Chers amis,
J’ai été très surpris lorsque mon amie Clémence a annoncé qu’elle rentrait en France quelques jours après le début du confinement.
Car Clémence s’installait chaque année six mois au nord de la Suède, dans une région qui évoque le Père Noël : la Laponie.
Elle y dirige un lieu accueillant des touristes venus découvrir le froid, la neige, les aurores boréales, le ski nordique et les chiens de traîneaux dans une impression de paradis blanc hors du monde. Voici une de ses photos… cela fait rêver n’est-ce pas ?
J’ai eu la naïveté de penser que là-bas, tout au bout de l’Europe, elle serait protégée du coronavirus.
Et pourrait y rester le temps que l’épidémie se calme.
Mais pas du tout. Je vous livre son expérience ci-dessous.
Premier cas fin janvier
« Le premier cas de coronavirus a été confirmé en Laponie finlandaise, qui accueille beaucoup de tourisme asiatique, quasiment en même temps qu’en France, fin janvier.

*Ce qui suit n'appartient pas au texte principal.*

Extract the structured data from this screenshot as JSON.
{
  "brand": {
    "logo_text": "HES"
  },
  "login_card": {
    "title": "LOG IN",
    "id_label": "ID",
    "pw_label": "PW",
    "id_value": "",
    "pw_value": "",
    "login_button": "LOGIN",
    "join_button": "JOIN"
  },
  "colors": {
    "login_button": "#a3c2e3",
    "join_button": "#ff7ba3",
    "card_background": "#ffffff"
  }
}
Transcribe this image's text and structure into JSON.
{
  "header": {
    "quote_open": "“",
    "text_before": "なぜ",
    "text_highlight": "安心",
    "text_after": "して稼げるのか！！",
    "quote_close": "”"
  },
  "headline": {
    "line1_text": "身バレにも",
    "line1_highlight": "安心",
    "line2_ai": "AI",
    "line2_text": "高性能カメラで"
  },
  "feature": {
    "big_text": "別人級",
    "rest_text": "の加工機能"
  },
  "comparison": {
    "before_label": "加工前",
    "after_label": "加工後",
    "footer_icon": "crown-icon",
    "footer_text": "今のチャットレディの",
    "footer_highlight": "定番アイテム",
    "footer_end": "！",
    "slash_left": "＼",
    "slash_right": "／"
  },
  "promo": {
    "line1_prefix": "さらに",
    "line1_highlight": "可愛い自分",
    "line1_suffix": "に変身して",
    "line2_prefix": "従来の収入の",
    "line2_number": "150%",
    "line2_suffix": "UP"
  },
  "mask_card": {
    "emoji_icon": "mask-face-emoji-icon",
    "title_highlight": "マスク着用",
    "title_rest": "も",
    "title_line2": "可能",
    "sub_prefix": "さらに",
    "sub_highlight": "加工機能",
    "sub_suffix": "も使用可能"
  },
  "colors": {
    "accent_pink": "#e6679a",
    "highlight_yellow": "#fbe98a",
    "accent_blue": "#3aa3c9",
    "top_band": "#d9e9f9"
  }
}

À cette époque, les médias français ne consacraient pas leurs gros titres à l’épidémie ; les médias suédois en revanche, toujours rapides à traiter les actualités à l’étranger, lui dédiaient déjà une grande partie de leurs informations.

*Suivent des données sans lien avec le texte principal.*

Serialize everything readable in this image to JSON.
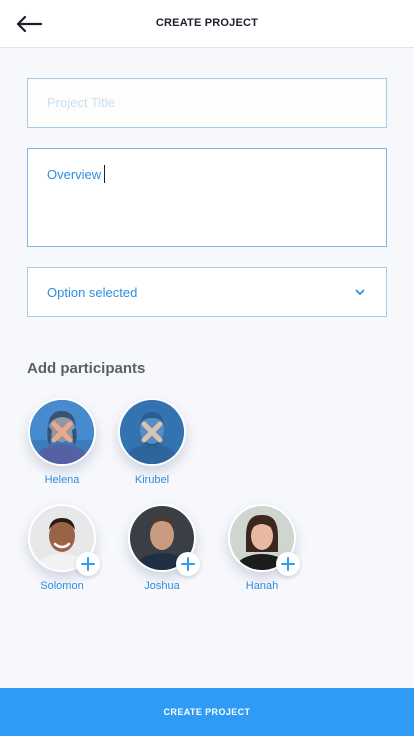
{
  "header": {
    "title": "CREATE PROJECT",
    "back_icon": "arrow-left-icon"
  },
  "form": {
    "title_placeholder": "Project Title",
    "title_value": "",
    "overview_value": "Overview",
    "select_value": "Option selected",
    "select_icon": "chevron-down-icon"
  },
  "participants": {
    "heading": "Add participants",
    "selected": [
      {
        "name": "Helena",
        "action_icon": "remove-x-icon"
      },
      {
        "name": "Kirubel",
        "action_icon": "remove-x-icon"
      }
    ],
    "available": [
      {
        "name": "Solomon",
        "action_icon": "plus-icon"
      },
      {
        "name": "Joshua",
        "action_icon": "plus-icon"
      },
      {
        "name": "Hanah",
        "action_icon": "plus-icon"
      }
    ]
  },
  "footer": {
    "submit_label": "CREATE PROJECT"
  },
  "colors": {
    "accent": "#2f9bf5",
    "link": "#2f8fe0",
    "field_border": "#a9cbe9",
    "background": "#f7f8fc"
  }
}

Mi-février, l’un de nos prestataires suédois demande à aménager notre collaboration de peur d’être contaminé. Quelques clients annulent leur séjour, placés en quarantaine après avoir été en contact avec des personnes atteintes du Covid-19.
Fermeture des frontières en Scandinavie
Et puis tout s’est accéléré. La Norvège et le Danemark annoncent des mesures de confinement et de fermeture des frontières aussi strictes que brutales.

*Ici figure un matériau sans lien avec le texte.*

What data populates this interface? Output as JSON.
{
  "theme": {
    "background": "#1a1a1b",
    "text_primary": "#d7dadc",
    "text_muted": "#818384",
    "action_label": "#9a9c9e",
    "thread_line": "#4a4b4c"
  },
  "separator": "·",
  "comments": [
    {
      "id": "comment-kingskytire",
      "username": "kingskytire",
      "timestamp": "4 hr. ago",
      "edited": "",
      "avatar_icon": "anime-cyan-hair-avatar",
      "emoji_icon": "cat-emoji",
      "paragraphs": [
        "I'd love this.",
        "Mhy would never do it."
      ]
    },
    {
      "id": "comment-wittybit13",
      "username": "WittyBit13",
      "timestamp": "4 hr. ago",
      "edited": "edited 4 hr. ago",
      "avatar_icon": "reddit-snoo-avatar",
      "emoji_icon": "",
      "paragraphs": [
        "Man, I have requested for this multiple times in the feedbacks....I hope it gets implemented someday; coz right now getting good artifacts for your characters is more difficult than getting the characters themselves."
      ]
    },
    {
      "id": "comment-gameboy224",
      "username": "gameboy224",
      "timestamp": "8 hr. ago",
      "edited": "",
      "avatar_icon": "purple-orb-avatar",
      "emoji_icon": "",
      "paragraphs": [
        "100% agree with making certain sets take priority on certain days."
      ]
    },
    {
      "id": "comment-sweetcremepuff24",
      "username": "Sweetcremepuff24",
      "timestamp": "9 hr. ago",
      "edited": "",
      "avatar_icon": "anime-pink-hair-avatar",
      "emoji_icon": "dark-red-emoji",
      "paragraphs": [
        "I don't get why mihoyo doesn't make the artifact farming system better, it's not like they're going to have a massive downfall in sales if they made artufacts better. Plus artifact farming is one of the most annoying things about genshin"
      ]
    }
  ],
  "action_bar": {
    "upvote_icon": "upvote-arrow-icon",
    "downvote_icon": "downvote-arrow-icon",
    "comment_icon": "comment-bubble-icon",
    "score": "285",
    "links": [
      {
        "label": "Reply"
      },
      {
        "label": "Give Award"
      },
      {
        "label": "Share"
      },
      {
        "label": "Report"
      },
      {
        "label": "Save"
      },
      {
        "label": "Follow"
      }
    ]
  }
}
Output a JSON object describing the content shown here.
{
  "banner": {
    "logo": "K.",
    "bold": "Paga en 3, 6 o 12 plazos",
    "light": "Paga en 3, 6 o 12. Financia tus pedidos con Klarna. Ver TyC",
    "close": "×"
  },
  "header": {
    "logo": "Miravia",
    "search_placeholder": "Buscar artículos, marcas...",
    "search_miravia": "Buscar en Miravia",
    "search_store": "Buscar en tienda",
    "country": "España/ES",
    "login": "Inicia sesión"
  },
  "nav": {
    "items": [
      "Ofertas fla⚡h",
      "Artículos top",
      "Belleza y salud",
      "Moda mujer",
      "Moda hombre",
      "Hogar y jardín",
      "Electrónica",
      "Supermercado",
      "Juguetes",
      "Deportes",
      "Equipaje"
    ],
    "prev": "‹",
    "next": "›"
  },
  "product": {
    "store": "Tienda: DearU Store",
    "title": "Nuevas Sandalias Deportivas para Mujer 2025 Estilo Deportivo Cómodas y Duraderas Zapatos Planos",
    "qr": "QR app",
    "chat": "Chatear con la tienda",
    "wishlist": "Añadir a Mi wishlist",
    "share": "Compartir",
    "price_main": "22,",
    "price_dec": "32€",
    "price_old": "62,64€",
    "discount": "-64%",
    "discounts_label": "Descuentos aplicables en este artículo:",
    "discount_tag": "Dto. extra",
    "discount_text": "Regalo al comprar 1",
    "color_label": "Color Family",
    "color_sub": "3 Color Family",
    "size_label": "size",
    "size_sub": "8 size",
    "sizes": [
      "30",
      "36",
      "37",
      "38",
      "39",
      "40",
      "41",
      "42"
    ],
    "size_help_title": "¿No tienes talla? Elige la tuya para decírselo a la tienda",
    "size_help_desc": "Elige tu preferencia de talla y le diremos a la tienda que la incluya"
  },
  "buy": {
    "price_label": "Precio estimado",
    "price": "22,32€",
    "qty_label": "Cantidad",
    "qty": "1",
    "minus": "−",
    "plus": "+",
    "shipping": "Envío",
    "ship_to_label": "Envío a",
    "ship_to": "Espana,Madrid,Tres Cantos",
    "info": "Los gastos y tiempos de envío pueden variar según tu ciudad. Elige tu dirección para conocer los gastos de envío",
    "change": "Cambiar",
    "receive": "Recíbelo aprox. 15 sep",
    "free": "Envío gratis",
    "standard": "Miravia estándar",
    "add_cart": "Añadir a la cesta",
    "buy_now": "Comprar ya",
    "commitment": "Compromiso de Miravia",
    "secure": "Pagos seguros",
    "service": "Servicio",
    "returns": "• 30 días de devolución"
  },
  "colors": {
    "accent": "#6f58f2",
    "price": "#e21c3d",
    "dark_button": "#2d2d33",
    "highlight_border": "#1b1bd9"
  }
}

Certains membres français de l’équipe qui doivent rentrer en voiture, dont je fais partie, s’inquiètent : comment rentrer en France sans passer par le Danemark, qui est la route habituelle ?
C’est l’objet de mon premier coup de fil à la cellule Covid-19 du ministère français des Affaires étrangères : mon interlocutrice me confirme l’impossibilité de transiter par le Danemark, m’enjoint à rentrer au plus vite, mais aussi à privilégier l’avion en raison des fermetures de frontières à venir.
Problème : le même jour, la seule compagnie aérienne à desservir notre aéroport annonce l’annulation de quasiment tous ses vols commerciaux. Nous trouvons une solution via un aéroport en Finlande, dont nous sommes proches.
Insouciance des touristes
Rien ne semble entamer l’insouciance de nos touristes : tous français, ils ont entendu parler du confinement décidé après leur départ, mais ils se sentent au bout du monde – et de fait ils y sont presque, littéralement.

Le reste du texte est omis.